The imposition of U.S. sanctions on Russia and Iran has resulted in an unprecedented increase in the volume of crude oil stored in tankers. According to Torbjörn Törnqvist, co-founder of the commodity trading giant Gunvor Group, this situation has led to significant dislocation in the oil market. Speaking at the ADIPEC energy conference in Abu Dhabi, Törnqvist noted, “If all sanctions would disappear, this market would clearly be quite oversupplied.”
The sanctions have created an “enormous amount” of crude oil that is currently displaced, with much of it being held on tankers around the world. This oversupply is contributing to reduced volatility in the oil market, but the situation remains fluid as sanctions continue to reshape trade dynamics. Gunvor is also positioned to acquire the international business of Russian oil giant Lukoil, following the U.S. sanctions that complicate dealings with major Russian oil firms.
At the same conference, Marco Dunand, the CEO and co-founder of Mercuria, echoed Törnqvist’s concerns, predicting that supply could exceed demand by as much as 2 million barrels per day (bpd) next year. However, he cautioned that the implementation of sanctions is a significant variable in estimating this overhang. “That probably means that from a 2 million barrels a day surplus we move more into the 1 million barrels a day surplus,” Dunand stated.
The outlook for the oil market is complicated by contrasting views on inventory levels.

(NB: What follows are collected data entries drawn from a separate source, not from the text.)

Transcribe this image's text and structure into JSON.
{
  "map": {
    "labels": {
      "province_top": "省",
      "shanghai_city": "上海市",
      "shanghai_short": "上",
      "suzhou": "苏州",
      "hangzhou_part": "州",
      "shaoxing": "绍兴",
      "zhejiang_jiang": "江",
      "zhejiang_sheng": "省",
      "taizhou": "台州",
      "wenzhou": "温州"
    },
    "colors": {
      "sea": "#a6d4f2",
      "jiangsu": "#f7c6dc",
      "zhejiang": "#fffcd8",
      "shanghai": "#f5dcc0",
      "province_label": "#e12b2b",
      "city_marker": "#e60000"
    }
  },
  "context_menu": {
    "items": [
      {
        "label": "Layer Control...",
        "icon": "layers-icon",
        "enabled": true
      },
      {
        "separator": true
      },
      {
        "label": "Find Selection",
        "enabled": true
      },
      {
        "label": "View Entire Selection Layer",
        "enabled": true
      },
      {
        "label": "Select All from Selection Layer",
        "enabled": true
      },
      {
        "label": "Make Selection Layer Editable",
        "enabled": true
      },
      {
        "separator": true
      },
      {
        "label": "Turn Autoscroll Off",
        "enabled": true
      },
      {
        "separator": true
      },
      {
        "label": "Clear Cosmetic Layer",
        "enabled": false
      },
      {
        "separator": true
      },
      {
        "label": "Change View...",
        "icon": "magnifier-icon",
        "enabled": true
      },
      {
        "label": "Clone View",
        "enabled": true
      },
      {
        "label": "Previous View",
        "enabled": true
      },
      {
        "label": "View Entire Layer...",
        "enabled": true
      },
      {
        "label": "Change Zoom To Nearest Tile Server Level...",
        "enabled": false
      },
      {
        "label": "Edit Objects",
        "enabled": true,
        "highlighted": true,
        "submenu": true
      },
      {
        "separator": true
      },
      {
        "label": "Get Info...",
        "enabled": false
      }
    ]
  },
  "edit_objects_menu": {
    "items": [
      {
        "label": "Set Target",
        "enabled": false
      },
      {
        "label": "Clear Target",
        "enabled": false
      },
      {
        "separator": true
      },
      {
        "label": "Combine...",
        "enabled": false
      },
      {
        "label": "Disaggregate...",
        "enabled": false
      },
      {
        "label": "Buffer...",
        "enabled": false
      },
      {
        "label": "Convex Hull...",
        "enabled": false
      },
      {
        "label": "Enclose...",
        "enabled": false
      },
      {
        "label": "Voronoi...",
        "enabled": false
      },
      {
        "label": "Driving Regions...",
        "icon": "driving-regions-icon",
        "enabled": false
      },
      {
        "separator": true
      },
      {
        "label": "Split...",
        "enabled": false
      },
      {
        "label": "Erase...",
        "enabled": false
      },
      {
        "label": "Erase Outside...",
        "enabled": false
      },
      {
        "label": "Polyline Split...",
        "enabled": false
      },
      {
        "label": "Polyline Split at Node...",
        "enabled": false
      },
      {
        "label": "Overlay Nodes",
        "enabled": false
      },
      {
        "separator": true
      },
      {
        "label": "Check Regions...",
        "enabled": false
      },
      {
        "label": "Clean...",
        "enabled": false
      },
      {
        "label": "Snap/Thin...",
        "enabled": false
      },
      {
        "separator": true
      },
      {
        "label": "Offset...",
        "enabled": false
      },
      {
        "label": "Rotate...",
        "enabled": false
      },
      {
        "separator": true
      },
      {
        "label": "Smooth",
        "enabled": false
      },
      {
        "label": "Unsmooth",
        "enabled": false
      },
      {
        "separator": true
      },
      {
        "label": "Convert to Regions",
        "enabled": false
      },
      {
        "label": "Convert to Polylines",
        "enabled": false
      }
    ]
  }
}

While some analysts anticipate a substantial glut, others predict more modest increases in inventory during the traditionally weaker demand phase at the beginning of the year. The impact of U.S. sanctions on Russian oil companies remains one of the largest uncertainties affecting these predictions.
As the market braces for potential oversupply, the extent of the situation will likely become clearer in the coming months. The interplay between stored oil and demand will continue to shape the dynamics of the global oil market, making it a critical area to monitor for stakeholders across the industry.
The current landscape of crude oil storage reflects broader geopolitical tensions and highlights the shifting nature of international trade in energy resources. With the potential for a significant surplus on the horizon, market participants must navigate the complexities introduced by sanctions and global supply chains.